In a quiet corner of Hamburg’s Hafencity, an industrial area along the River Elbe, there is a tiny restaurant made from dark red Oldenburg brick, with “Oberhafen-Kantine” unevenly spread across its pointy-arched windows. Nearly a hundred years of storm floods have washed out the soil beneath the historic lunch spot, resulting in a jaunty dip forward that only adds to its humble charm.
The Oberhafen-Kantine–roughly translated, “upper port canteen,” started serving lunch to dockworkers in the 1920s. At the time, drinking was proving to be a considerable problem among the workers. So, inspired by similar establishment in Great Britain, in 1925 Hermann Sparr opened Oberhafen-Kantine as a Kaffeeklappe–a coffee shop or diner–where locals could have a meal and a cup of coffee, but avoid the temptation of alcohol.

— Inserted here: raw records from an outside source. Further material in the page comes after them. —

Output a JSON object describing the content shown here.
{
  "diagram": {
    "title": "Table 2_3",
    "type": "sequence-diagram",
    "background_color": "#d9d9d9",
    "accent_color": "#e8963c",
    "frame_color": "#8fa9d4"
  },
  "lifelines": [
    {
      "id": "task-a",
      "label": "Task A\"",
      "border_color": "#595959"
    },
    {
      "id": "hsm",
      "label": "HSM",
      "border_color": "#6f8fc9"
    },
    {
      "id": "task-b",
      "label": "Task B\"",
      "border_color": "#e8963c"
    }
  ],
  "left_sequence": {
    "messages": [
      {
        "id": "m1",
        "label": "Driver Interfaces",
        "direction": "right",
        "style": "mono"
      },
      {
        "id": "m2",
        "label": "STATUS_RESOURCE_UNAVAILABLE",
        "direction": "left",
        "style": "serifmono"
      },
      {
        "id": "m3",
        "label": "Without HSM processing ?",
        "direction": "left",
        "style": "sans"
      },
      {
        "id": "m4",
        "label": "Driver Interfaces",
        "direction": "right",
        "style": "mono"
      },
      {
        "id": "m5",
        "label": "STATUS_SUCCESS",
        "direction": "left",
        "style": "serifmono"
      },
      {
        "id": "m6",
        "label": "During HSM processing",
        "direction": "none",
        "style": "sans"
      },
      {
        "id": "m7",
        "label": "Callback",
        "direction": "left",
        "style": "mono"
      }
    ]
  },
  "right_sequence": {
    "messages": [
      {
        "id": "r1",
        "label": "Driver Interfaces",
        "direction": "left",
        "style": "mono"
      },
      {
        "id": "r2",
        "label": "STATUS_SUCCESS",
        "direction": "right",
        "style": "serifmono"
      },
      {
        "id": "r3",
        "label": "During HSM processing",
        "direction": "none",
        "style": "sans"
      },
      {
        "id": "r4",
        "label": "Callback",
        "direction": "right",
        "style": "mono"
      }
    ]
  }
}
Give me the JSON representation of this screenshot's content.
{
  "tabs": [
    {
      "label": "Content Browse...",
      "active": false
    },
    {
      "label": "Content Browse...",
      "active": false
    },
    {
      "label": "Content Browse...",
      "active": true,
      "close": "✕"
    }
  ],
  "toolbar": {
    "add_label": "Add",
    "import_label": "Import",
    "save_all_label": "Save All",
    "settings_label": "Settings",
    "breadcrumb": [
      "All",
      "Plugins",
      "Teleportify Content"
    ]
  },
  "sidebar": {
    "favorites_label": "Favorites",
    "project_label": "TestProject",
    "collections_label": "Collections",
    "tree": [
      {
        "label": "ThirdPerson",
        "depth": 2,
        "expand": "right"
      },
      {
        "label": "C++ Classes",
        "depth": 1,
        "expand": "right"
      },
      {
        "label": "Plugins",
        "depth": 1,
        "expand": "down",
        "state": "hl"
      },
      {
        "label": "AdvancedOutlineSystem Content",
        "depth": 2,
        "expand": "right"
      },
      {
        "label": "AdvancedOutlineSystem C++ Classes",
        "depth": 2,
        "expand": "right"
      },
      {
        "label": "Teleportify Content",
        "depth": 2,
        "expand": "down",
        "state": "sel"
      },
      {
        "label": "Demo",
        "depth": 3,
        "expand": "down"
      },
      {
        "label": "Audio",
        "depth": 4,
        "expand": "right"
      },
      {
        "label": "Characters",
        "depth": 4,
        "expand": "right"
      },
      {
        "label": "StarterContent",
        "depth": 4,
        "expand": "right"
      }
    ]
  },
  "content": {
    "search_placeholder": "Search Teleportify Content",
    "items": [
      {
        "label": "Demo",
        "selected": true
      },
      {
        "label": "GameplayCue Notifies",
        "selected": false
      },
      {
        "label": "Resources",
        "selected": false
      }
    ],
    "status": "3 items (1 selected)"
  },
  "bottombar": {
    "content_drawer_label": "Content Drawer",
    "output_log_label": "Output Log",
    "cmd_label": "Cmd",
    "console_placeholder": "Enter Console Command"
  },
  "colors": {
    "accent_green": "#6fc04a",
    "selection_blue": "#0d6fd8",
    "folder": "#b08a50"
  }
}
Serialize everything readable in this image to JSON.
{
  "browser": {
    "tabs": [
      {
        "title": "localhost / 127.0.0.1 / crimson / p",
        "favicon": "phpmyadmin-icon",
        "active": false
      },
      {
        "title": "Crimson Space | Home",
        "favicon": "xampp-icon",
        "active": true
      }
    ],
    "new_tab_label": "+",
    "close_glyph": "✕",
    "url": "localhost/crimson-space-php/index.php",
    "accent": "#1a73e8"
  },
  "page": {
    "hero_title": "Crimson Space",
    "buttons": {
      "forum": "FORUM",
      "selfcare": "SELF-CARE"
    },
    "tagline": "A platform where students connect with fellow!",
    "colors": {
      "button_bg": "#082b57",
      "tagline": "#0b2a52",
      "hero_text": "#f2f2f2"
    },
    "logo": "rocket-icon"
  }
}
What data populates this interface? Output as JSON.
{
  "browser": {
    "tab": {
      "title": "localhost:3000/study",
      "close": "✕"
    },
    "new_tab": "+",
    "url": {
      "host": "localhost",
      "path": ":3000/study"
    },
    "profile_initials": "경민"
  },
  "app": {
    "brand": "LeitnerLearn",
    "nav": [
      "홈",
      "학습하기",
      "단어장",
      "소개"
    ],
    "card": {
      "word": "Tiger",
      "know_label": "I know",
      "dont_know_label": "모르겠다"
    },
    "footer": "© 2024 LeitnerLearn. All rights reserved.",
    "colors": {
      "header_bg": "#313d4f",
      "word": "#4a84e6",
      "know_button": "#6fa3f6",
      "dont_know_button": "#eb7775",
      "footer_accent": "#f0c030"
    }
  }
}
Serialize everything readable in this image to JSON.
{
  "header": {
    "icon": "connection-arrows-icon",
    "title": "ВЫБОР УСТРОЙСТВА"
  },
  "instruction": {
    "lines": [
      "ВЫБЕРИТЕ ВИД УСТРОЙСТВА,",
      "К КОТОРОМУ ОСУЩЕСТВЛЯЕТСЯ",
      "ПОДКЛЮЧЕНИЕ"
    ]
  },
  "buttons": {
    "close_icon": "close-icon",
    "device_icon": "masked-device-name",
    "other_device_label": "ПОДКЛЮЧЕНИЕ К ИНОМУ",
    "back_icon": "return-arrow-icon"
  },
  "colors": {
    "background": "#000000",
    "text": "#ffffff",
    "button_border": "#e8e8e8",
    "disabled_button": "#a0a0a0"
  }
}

The Oberhafen-Kantine was built next to the 1906 Oberhafenbrücke, a narrow two-tiered railroad and pedestrian bridge. When it proved too small for the city’s growing rail traffic, it was replaced with the current, wider version that zips right over the top of the restaurant’s first floor.
Luckily neither the proximity of the bridge nor the rumble of the trains put them out of business, and the Oberhafen-kantine stayed in the Sparr family until the death of Hermann’s daughter Anita in 1997. The crooked little building’s luck then ran out, and once the business closed it was boarded up, deemed unsafe, fenced in, and abandoned.
It stayed in a dilapidated state until the year 2000, when it was declared a landmark. In 2002 it was bought by the owner of the activist cultural center Rote Flora , and a complete renovation was completed in 2005. Severe flooding struck again in 2007 and 2014, but both times the Oberhafen-Kantine, the very last of the old Kaffeeklappes, was restored.